Stick for breaking up agar and to ease the removal of seedlings. It can be a piece of straight wire, glass rod or even chopsticks. Just make sure is clean - soak it in disinfectant or heat it (if it's heat proof)

Scissors for trimming off the brown leaves, separating seedlings or roots. Try not to tug the seedlings but instead gently snip them. Tugging them may cause unnecessary tears.

Lighter for flaming and sterilizing. When flaming cutting surfaces, do flame until the metal surfaces start glowing - not run the flame with one swift motion and that's it.

A small plastic basket for draining the seedlings. It is not wise too keep the seedlings too wet when working with them especially if there was no fungicide or bactericide used on them.

Do have a small plastic tub or bowl to rinse the seedlings.

A plastic basket tray to place all the tied seedlings in the end.

Tying materials are essential in for this modified method. There are various tying materials that can be used ranging from (left to right) hard telephone wires, fine cotton parcel string or straw strings.

Hard telephone wires are very similar to twist ties but they are smooth rounded wires without the sharp edges. To use, just separate them out and cut into appropriate lengths, twist wires to tie.

Cotton threads are biodegradable and after some time, they will just decay and can be removed easily for aesthetic purposes. They are also water absorbent.

Straw strings are common in Asia and they are used mainly to string plastic bags to hold food or drinks. It is my personal choice of tying material (must have rubbed off from my mentor). It is durable and long lasting - especially useful for plants that take a long time to root. The only flaw is that they need to be pre-stretch or else they will loosen after some time. For this method, I use straw strings cut into 30 cm lengths and they are stretched after cutting.

Sphagnum moss is chosen as the wetting material for tying seedlings with. To prepare sphagnum moss correctly, mix just enough water to wet the dried moss. If you add too much water and drain the excess, you are in fact removing the substances that give sphagnum moss its antiseptic properties.

Do not attempt to tie dried sphagnum moss before watering - dried sphagnum moss expands a lot upon wetting and it may just crush the seedling or push it out.

Substrates for tying seedlings come in all forms ranging from artificial to natural. These materials do not break down easily.
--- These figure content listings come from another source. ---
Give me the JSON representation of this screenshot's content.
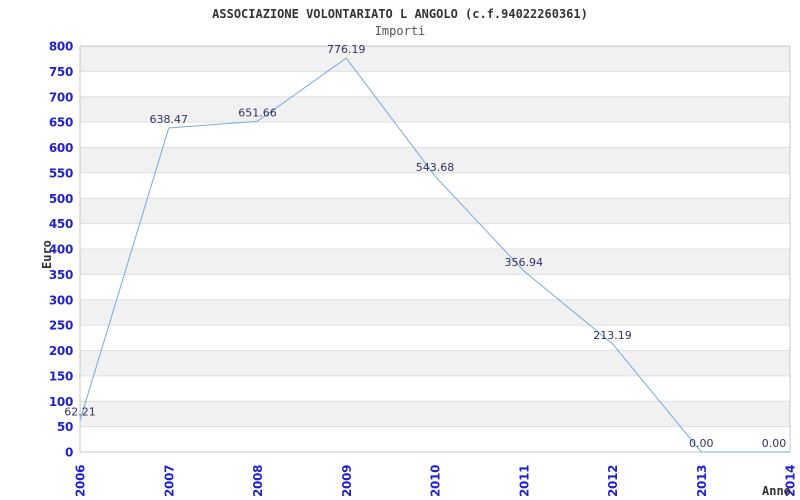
{
  "header": {
    "title": "ASSOCIAZIONE VOLONTARIATO L ANGOLO (c.f.94022260361)",
    "subtitle": "Importi"
  },
  "chart_data": {
    "type": "line",
    "title": "ASSOCIAZIONE VOLONTARIATO L ANGOLO (c.f.94022260361)",
    "subtitle": "Importi",
    "categories": [
      "2006",
      "2007",
      "2008",
      "2009",
      "2010",
      "2011",
      "2012",
      "2013",
      "2014"
    ],
    "series": [
      {
        "name": "Importi",
        "values": [
          62.21,
          638.47,
          651.66,
          776.19,
          543.68,
          356.94,
          213.19,
          0.0,
          0.0
        ]
      }
    ],
    "point_label_decimals": 2,
    "xlabel": "Anno",
    "ylabel": "Euro",
    "ylim": [
      0,
      800
    ],
    "ytick_step": 50,
    "grid": true,
    "legend_position": "none",
    "band_fill": "alternating-horizontal",
    "colors": {
      "line": "#7aaade",
      "tick_label": "#2222cc",
      "point_label": "#333366",
      "band_gray": "#f1f1f1",
      "band_white": "#ffffff",
      "grid_line": "#e0e0e0",
      "border": "#c8c8c8",
      "title": "#333333",
      "subtitle": "#555555",
      "axis_title": "#333333",
      "background": "#ffffff"
    }
  }
}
One can use natural cork cut into appropriate sizes using a saw. Cork is free draining and it does not absorb water easily. It is rather versatile and easy to shape with a cutting tool.
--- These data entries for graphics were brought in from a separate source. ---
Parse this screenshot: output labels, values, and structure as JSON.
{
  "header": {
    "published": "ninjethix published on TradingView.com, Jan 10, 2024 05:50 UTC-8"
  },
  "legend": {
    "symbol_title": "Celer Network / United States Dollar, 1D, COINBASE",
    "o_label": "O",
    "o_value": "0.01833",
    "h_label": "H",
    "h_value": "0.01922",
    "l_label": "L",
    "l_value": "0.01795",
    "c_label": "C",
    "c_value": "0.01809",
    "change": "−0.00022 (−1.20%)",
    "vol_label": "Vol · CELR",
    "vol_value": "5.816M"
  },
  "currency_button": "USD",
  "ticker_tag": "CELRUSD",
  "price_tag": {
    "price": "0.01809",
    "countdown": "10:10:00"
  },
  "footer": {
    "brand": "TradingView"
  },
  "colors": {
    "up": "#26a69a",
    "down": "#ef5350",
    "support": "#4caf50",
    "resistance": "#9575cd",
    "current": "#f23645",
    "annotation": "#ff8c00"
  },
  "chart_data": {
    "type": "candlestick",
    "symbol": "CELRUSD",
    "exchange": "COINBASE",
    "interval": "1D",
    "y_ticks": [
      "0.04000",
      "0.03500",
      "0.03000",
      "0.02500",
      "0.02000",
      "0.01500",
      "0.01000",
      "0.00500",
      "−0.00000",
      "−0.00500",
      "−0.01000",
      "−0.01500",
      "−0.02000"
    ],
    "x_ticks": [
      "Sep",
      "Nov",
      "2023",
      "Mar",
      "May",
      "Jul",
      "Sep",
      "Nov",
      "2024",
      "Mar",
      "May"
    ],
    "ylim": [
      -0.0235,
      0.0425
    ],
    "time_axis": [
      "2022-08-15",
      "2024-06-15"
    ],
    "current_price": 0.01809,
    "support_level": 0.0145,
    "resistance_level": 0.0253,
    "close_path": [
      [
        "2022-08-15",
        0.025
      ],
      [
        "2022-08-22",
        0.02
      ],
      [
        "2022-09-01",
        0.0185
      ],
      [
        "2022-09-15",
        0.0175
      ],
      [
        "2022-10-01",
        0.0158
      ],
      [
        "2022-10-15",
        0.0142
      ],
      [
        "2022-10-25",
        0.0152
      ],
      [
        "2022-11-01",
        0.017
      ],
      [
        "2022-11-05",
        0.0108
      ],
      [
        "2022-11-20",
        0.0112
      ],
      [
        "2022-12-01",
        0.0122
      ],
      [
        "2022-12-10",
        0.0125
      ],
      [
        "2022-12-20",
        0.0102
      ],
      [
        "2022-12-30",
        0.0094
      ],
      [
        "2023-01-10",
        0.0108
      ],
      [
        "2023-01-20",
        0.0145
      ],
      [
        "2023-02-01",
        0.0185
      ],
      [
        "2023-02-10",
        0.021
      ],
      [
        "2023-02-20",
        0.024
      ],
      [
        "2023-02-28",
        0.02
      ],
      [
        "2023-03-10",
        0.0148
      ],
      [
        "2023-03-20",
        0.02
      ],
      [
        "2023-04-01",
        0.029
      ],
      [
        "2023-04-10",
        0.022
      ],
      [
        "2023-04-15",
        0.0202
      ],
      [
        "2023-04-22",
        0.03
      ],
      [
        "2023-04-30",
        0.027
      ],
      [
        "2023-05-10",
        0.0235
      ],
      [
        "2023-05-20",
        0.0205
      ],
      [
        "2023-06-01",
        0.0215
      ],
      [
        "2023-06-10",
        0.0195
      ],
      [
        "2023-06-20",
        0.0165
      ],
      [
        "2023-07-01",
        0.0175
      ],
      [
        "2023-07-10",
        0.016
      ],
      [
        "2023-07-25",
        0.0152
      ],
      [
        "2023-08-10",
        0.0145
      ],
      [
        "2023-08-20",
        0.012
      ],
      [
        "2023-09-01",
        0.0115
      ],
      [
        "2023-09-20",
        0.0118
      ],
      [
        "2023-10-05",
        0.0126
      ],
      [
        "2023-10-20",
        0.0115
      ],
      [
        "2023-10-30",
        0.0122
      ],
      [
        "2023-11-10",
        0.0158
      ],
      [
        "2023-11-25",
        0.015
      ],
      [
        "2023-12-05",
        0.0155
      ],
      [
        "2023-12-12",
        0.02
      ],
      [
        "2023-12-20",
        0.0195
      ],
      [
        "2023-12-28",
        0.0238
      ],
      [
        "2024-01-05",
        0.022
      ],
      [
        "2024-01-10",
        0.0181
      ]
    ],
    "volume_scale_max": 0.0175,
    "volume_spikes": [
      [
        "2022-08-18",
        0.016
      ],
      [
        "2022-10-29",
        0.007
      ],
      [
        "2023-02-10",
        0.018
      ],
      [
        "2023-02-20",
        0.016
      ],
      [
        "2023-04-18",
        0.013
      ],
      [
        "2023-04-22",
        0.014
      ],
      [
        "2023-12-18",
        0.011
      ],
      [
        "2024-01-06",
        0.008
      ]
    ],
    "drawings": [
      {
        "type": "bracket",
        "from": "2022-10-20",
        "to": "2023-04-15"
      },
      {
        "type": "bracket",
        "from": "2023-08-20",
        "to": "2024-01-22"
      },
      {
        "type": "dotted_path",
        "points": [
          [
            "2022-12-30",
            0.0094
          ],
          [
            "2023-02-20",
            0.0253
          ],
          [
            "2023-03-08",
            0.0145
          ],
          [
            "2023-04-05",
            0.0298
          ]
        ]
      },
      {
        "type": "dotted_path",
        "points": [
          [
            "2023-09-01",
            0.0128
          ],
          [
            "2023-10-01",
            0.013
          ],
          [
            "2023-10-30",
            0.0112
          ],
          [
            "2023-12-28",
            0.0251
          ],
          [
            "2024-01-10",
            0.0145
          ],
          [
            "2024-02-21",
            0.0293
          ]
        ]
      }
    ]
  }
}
Styrofoam is an example of an artificial mount. Surprisingly, plants grow on it pretty well if slabbed on with sphagnum moss. One can use it straight or use it double-dipped in quick drying cement. Not all Styrofoam are made equal and some may contain some substances toxic to plants. Some may also have some oils that may coat the plants and harm them. When cutting them with a pen knife, do wipe the pen knife free of oil (well, the pen knife would rust, so use a normal non-serrated kitchen knife).

Fernroot (Xaxim or tree fern) is another example of a natural mount. It is a highly nutritious substrate to grow orchids on and it also absorb water very easily. A draw back for the usage of this material is that it is very brittle and it breaks apart easily. It is usually available in the form of a processed compressed slab. It can be cut very easily with a saw but I have heard of people hacking it apart with a kitchen cleaver.

For this demonstration, I will be using fernroot slab cut into 2" x 3" pieces. When sawing slabs, there will be fibres being sawn out. Do not waste these fibres as they are very nutritious to orchids. Combine these with a potting mix for other orchids - terrestrial or epiphytic.